For reference, here is the current status of those commands:
ubuntu@my:~$ free -h total used free shared buff/cache available Mem: 14Gi 5.3Gi 797Mi 925Mi 8.2Gi 7.8Gi Swap: 4.0Gi 3.0Mi 4.0Gi
(there was 2.2 GB free when I woke up this morning but little left now because it just completed a backup, so hoping that memory gets put back - but wondering if maybe this is why it's going to low in "free" memory (even though plenty left in "available" memory).
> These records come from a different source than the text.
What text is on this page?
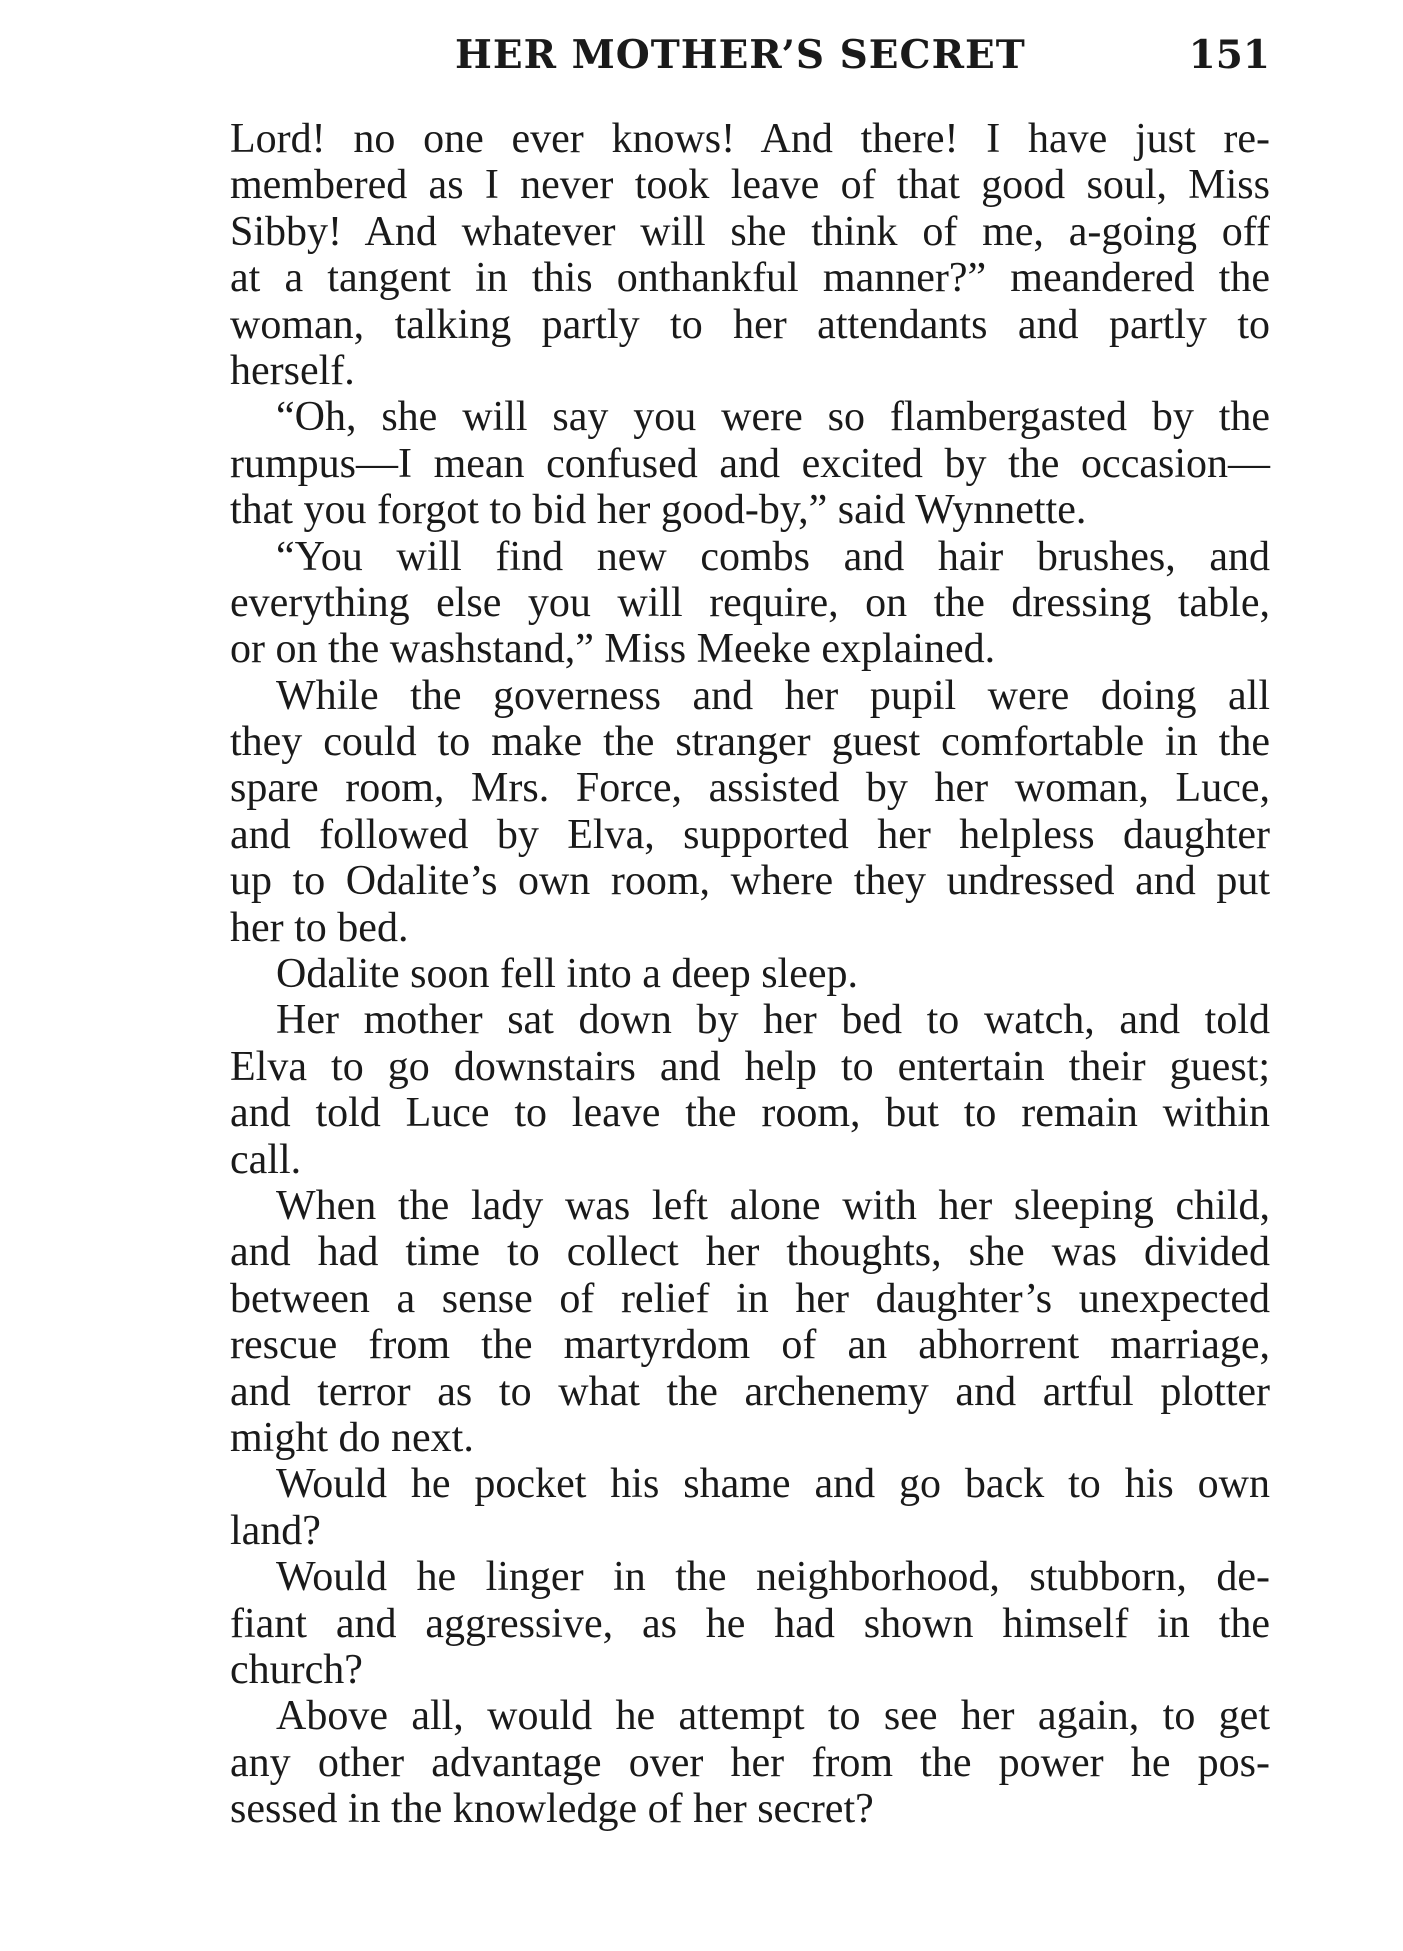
HER MOTHER’S SECRET	151
Lord! no one ever knows! And there! I have just re-
membered as I never took leave of that good soul, Miss
Sibby! And whatever will she think of me, a-going off
at a tangent in this onthankful manner?” meandered the
woman, talking partly to her attendants and partly to
herself.
“Oh, she will say you were so flambergasted by the
rumpus—I mean confused and excited by the occasion—
that you forgot to bid her good-by,” said Wynnette.
“You will find new combs and hair brushes, and
everything else you will require, on the dressing table,
or on the washstand,” Miss Meeke explained.
While the governess and her pupil were doing all
they could to make the stranger guest comfortable in the
spare room, Mrs. Force, assisted by her woman, Luce,
and followed by Elva, supported her helpless daughter
up to Odalite’s own room, where they undressed and put
her to bed.
Odalite soon fell into a deep sleep.
Her mother sat down by her bed to watch, and told
Elva to go downstairs and help to entertain their guest;
and told Luce to leave the room, but to remain within
call.
When the lady was left alone with her sleeping child,
and had time to collect her thoughts, she was divided
between a sense of relief in her daughter’s unexpected
rescue from the martyrdom of an abhorrent marriage,
and terror as to what the archenemy and artful plotter
might do next.
Would he pocket his shame and go back to his own
land?
Would he linger in the neighborhood, stubborn, de-
fiant and aggressive, as he had shown himself in the
church?
Above all, would he attempt to see her again, to get
any other advantage over her from the power he pos-
sessed in the knowledge of her secret?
ubuntu@my:~$ ps axo rss,comm,pid | awk '{ proc_list[$2] += $1; } END \ > { for (proc in proc_list) { printf("%d\t%s\n", proc_list[proc],proc); }}' | sort -n | tail -n 20 | sort -rn | awk '{$1/=1024;printf "%.0fMB\t",$1}{print $2}' 5793MB /usr/sbin/apach 1958MB node 1070MB ruby2.7 903MB mysqld 716MB supervisord 476MB containerd-shim 327MB spamd 236MB redis-server 179MB postmaster 170MB nginx 139MB mongod 133MB dockerd 121MB uwsgi 81MB imap 65MB systemd-udevd 61MB containerd 59MB imap-login 44MB radicale 39MB carbon-cache 36MB snapd
Definitely a lot more Apache-related memory usage (which I guess is just all the containers running Apache like all the WordPress sites for example and makes sense as most of the apps running are WordPress apps in Cloudron). MySQL memory also almost doubled, but since so many are WordPress sites and if they're getting busier I suspect that means more MySQL usage which means MySQL will use more memory, so I think that all checks out still.
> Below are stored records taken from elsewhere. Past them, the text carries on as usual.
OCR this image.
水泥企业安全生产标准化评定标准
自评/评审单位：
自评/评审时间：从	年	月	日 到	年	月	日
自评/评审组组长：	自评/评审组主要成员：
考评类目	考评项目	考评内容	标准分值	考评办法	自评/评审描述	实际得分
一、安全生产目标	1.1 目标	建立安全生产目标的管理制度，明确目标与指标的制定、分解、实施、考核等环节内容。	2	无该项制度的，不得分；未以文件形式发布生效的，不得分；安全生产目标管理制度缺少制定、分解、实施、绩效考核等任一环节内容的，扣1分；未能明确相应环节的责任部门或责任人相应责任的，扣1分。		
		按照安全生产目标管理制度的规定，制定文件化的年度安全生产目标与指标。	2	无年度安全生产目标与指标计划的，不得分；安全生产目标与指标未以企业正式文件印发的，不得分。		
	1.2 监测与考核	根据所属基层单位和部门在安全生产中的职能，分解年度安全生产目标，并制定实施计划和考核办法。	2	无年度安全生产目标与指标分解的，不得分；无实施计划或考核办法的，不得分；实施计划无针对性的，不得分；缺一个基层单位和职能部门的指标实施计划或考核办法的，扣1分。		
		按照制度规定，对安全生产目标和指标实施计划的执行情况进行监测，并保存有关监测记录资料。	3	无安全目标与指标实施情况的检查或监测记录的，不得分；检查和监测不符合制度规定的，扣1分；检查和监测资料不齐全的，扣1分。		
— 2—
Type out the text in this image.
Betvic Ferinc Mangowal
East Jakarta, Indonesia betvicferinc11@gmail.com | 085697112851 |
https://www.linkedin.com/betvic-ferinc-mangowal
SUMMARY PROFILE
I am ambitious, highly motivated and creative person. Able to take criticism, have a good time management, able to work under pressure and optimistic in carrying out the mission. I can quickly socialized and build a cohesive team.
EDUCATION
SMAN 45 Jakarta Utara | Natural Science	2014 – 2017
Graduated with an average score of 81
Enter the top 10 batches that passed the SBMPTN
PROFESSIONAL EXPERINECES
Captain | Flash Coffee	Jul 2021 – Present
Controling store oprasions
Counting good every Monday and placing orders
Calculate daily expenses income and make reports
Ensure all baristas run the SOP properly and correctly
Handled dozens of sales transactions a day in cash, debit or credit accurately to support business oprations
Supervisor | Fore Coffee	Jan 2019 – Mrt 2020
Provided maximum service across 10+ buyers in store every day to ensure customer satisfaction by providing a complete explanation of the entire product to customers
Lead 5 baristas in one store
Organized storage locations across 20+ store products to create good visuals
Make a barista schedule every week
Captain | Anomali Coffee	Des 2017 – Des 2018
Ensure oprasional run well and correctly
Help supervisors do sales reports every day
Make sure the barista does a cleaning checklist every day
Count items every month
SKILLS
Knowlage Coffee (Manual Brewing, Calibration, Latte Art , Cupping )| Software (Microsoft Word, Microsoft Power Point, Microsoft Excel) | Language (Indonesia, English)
One thing I'm not sure I fully understand yet (but maybe this is a bit outside the scope of Cloudron) is the memory part... so last night I had 4.0 GB used and 4.8 GB in the free column, now it's 5.3 GB used but the free memory dropped by about 4 GB to 797 MB from 4.8 GB last night. That's where I get a bit confused and unsure why that goes so low when the memory usage only went up a bit. I believe it basically becomes "reserved" and then used in the "buff/cache" and when no longer used it's still reserved so becomes "available", is that right do you think?